On September 14, 2017, Bill 154, The Cutting Unnecessary Red Tape Act, 2017 passed first reading. As of October 3, 2017, it continues to be debated as part of second reading. If fully implemented, the bill would streamline business and not-for-profit regulations in Ontario through a number of modifications to the Corporations Act.

Implementation of Technology

Bill 154 allows for the greater use of technology in the management of businesses governed by the Corporations Act:

  • The filing, keeping and searching of documents in electronic format is accommodated;
  • Members are permitted to have meetings by telephonic or electronic means, unless the by-laws of the corporation provide otherwise; and
  • Electronic notices of meetings of members are permitted unless the by-laws of the corporation provide otherwise.

Directors

Directors are also impacted by a number of proposed changes that are aimed at achieving transparency and increasing efficiency:

  • Directors will no longer be required to be members of the corporations that they serve;
  • The removal of directors will now require only a majority vote of members;
  • Vacancies arising from a removal can be filled in the same member's meeting where the director is removed; and
  • A codified, objective standard of care for directors, requiring them to (1) act honestly and in good faith with a view of the best interests of the corporation; and (2) exercise the care, diligence and skill that a reasonable prudent person would exercise in similar circumstances. No contract, governing document, by-law or resolutions can relieve directors of these duties.

Natural Person Capacity

The bill proposes to grant corporations the rights, powers and privileges of a natural person, subject to any restrictions put in place by the corporation's governing documents. A corporation's acts will be deemed to be valid even if the corporation acted contrary to its governing documents.

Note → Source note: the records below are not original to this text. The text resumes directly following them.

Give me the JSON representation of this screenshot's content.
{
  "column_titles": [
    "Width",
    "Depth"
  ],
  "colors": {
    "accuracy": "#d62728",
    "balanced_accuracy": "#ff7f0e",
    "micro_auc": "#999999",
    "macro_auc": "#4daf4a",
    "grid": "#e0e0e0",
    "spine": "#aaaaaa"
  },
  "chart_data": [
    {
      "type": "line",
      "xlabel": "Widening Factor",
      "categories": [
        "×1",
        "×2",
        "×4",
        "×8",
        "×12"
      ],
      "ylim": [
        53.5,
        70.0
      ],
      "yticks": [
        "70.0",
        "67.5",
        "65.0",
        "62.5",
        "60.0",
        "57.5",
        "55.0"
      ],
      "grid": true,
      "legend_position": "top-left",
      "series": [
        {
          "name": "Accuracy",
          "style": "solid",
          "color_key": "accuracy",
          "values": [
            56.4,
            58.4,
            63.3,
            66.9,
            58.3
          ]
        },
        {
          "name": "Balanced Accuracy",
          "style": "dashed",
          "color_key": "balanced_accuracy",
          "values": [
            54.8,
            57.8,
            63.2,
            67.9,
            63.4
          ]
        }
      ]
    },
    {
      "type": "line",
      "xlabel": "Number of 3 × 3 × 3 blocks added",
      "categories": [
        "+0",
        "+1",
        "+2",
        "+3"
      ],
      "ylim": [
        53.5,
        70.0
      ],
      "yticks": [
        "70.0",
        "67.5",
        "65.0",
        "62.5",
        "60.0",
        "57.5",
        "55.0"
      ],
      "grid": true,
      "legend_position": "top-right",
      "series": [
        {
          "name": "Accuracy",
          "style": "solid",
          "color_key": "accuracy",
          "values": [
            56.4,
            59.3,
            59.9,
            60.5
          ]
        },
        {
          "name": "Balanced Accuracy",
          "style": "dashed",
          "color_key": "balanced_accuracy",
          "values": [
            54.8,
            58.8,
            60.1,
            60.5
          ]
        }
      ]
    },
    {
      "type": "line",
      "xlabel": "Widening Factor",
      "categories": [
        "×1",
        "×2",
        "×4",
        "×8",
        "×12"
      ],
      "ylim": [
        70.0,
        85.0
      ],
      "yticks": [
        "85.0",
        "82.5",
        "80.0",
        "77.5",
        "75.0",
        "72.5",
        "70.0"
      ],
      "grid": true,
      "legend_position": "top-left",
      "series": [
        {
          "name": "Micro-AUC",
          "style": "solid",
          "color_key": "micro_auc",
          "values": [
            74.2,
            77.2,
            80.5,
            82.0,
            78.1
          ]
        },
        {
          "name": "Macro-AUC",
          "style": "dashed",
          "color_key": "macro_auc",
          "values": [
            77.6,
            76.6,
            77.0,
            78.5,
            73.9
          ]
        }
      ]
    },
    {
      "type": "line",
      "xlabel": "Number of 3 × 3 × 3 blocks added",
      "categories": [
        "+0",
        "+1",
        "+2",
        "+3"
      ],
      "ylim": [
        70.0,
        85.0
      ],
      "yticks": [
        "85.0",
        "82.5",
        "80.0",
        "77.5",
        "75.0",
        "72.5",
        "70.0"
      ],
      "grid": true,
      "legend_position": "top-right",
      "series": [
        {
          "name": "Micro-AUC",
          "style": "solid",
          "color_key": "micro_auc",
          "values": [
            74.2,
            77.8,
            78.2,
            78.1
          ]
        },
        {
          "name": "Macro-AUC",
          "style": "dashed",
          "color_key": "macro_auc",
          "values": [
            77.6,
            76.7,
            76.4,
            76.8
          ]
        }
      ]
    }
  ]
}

Contracts Entered into Prior to Incorporation

Under a new proposed section, if a person enters into a written or oral contract on behalf of a corporation before it comes into existence, the corporation may later adopt the contract, becoming bound by it and entitled to any benefits of the contract. The person who initially acted on behalf of the corporation would then cease to be bound or entitled to any benefits under the contract.

Waiver of Auditor and Audit

Through an extraordinary resolution, members may decide not to appoint an auditor and have an audit in respect of a financial year if, in that year, the corporation had annual revenue of less than $100,000 or any other amount prescribed by regulations.

Continuance of Corporations in other Jurisdictions

Corporations will be prohibited from applying for an instrument of continuation in another jurisdiction unless the laws of that jurisdiction provide that the corporation continues to be liable for its obligations, any existing cause of action, claim or liability to prosecution and that actions and proceedings by or against he corporation may continue, with any judgements or orders enforced.